4. The choroidal neovascularization segmentation system in an optical coherence tomography image of claim 1, wherein said bi-directional attention gating unit comprises two bi-directional attention gating modules for enhancing features output by said dual path fusion unit and said upsampling features, respectively, and a summing module for matrix summing features output by said two bi-directional attention gating modules.

5. The system of claim 4, wherein the bi-directional attention gating module is provided with a first pooling layer, a dot-product layer, and a second pooling layer, the first pooling layer and the second pooling layer each being provided with a maximum pooling branch and an average pooling branch, the first pooling layer being configured to pool and fully connect features input to the bi-directional attention gating module, the dot-product layer being configured to dot-product features output from the first pooling layer with features input to the bi-directional attention gating module, and the second pooling layer being configured to pool features output from the dot-product layer.

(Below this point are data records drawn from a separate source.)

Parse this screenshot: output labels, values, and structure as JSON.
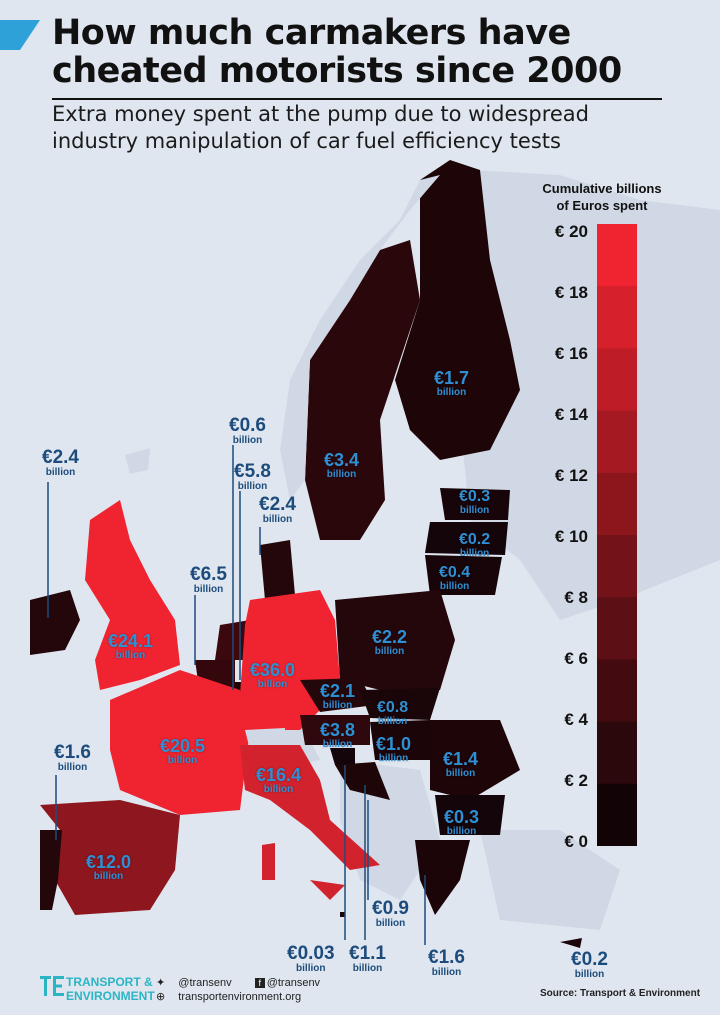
{
  "header": {
    "title_line1": "How much carmakers have",
    "title_line2": "cheated motorists since 2000",
    "subtitle_line1": "Extra money spent at the pump due to widespread",
    "subtitle_line2": "industry manipulation of car fuel efficiency tests"
  },
  "legend": {
    "title_line1": "Cumulative billions",
    "title_line2": "of Euros spent",
    "ticks": [
      "€ 20",
      "€ 18",
      "€ 16",
      "€ 14",
      "€ 12",
      "€ 10",
      "€ 8",
      "€ 6",
      "€ 4",
      "€ 2",
      "€ 0"
    ],
    "min": 0,
    "max": 20,
    "color_low": "#120406",
    "color_high": "#ef2430"
  },
  "countries": [
    {
      "name": "Ireland",
      "value": "€2.4",
      "unit": "billion"
    },
    {
      "name": "United Kingdom",
      "value": "€24.1",
      "unit": "billion"
    },
    {
      "name": "Luxembourg",
      "value": "€0.6",
      "unit": "billion"
    },
    {
      "name": "Belgium",
      "value": "€5.8",
      "unit": "billion"
    },
    {
      "name": "Denmark",
      "value": "€2.4",
      "unit": "billion"
    },
    {
      "name": "Netherlands",
      "value": "€6.5",
      "unit": "billion"
    },
    {
      "name": "Germany",
      "value": "€36.0",
      "unit": "billion"
    },
    {
      "name": "France",
      "value": "€20.5",
      "unit": "billion"
    },
    {
      "name": "Portugal",
      "value": "€1.6",
      "unit": "billion"
    },
    {
      "name": "Spain",
      "value": "€12.0",
      "unit": "billion"
    },
    {
      "name": "Italy",
      "value": "€16.4",
      "unit": "billion"
    },
    {
      "name": "Sweden",
      "value": "€3.4",
      "unit": "billion"
    },
    {
      "name": "Finland",
      "value": "€1.7",
      "unit": "billion"
    },
    {
      "name": "Estonia",
      "value": "€0.3",
      "unit": "billion"
    },
    {
      "name": "Latvia",
      "value": "€0.2",
      "unit": "billion"
    },
    {
      "name": "Lithuania",
      "value": "€0.4",
      "unit": "billion"
    },
    {
      "name": "Poland",
      "value": "€2.2",
      "unit": "billion"
    },
    {
      "name": "Czech Republic",
      "value": "€2.1",
      "unit": "billion"
    },
    {
      "name": "Slovakia",
      "value": "€0.8",
      "unit": "billion"
    },
    {
      "name": "Austria",
      "value": "€3.8",
      "unit": "billion"
    },
    {
      "name": "Hungary",
      "value": "€1.0",
      "unit": "billion"
    },
    {
      "name": "Romania",
      "value": "€1.4",
      "unit": "billion"
    },
    {
      "name": "Bulgaria",
      "value": "€0.3",
      "unit": "billion"
    },
    {
      "name": "Slovenia",
      "value": "€0.03",
      "unit": "billion"
    },
    {
      "name": "Croatia",
      "value": "€1.1",
      "unit": "billion"
    },
    {
      "name": "Malta",
      "value": "€0.9",
      "unit": "billion"
    },
    {
      "name": "Greece",
      "value": "€1.6",
      "unit": "billion"
    },
    {
      "name": "Cyprus",
      "value": "€0.2",
      "unit": "billion"
    }
  ],
  "footer": {
    "org_line1": "TRANSPORT &",
    "org_line2": "ENVIRONMENT",
    "twitter": "@transenv",
    "facebook": "@transenv",
    "website": "transportenvironment.org",
    "source": "Source: Transport & Environment"
  }
}
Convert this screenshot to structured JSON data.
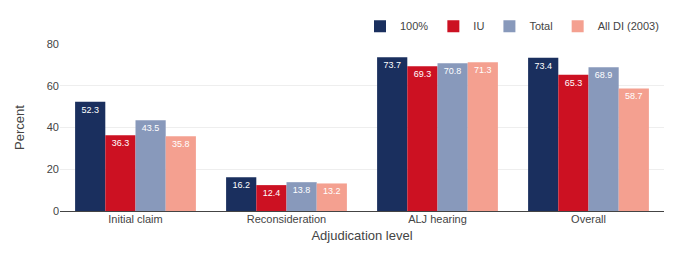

6. The choroidal neovascularization segmentation system in an optical coherence tomography image of claim 1, wherein training the segmentation network employs a loss function comprising: lesion classification loss, boundary classification loss, and Dice loss.

7. A method of dividing a choroidal neovascularization in an optical coherence tomography image, characterized by pre-training a dividing network in the choroidal neovascularization dividing system in the optical coherence tomography image as defined in any one of claims 1 to 6;

inputting the optical coherence tomography image into a trained segmentation network;

acquiring the characteristics of the output of the trained segmentation network;

based on the features, a segmentation result is obtained and output.

8. The method of choroidal neovascularization segmentation in an optical coherence tomography image of claim 7, wherein the loss function of the training segmentation network is:

wherein the method comprises the steps ofClassification of loss for lesions->For boundary classification loss, L _Dice For the Dice loss, GT _i Andrepresenting the ith pixel as the true mark of the focus and the focus boundary, PO _i And PB _i The predicted values of the ith pixel belonging to the focus and the focus boundary are respectively shown, and alpha, beta and gamma are respectively the weights of focus classification loss, boundary classification loss and price loss.

9. A smart terminal comprising a memory, a processor, and a choroidal neovascularization segmentation program in an optical coherence tomography image stored on the memory and executable on the processor, the choroidal neovascularization segmentation program in the optical coherence tomography image, when executed by the processor, implementing the steps of the choroidal neovascularization segmentation method in an optical coherence tomography image as recited in claim 7.

10. A computer readable storage medium, characterized in that the computer readable storage medium has stored thereon a choroidal neovascularization segmentation procedure in an optical coherence tomography image, which when executed by a processor, implements the steps of the method of choroidal neovascularization segmentation in an optical coherence tomography image according to claim 7.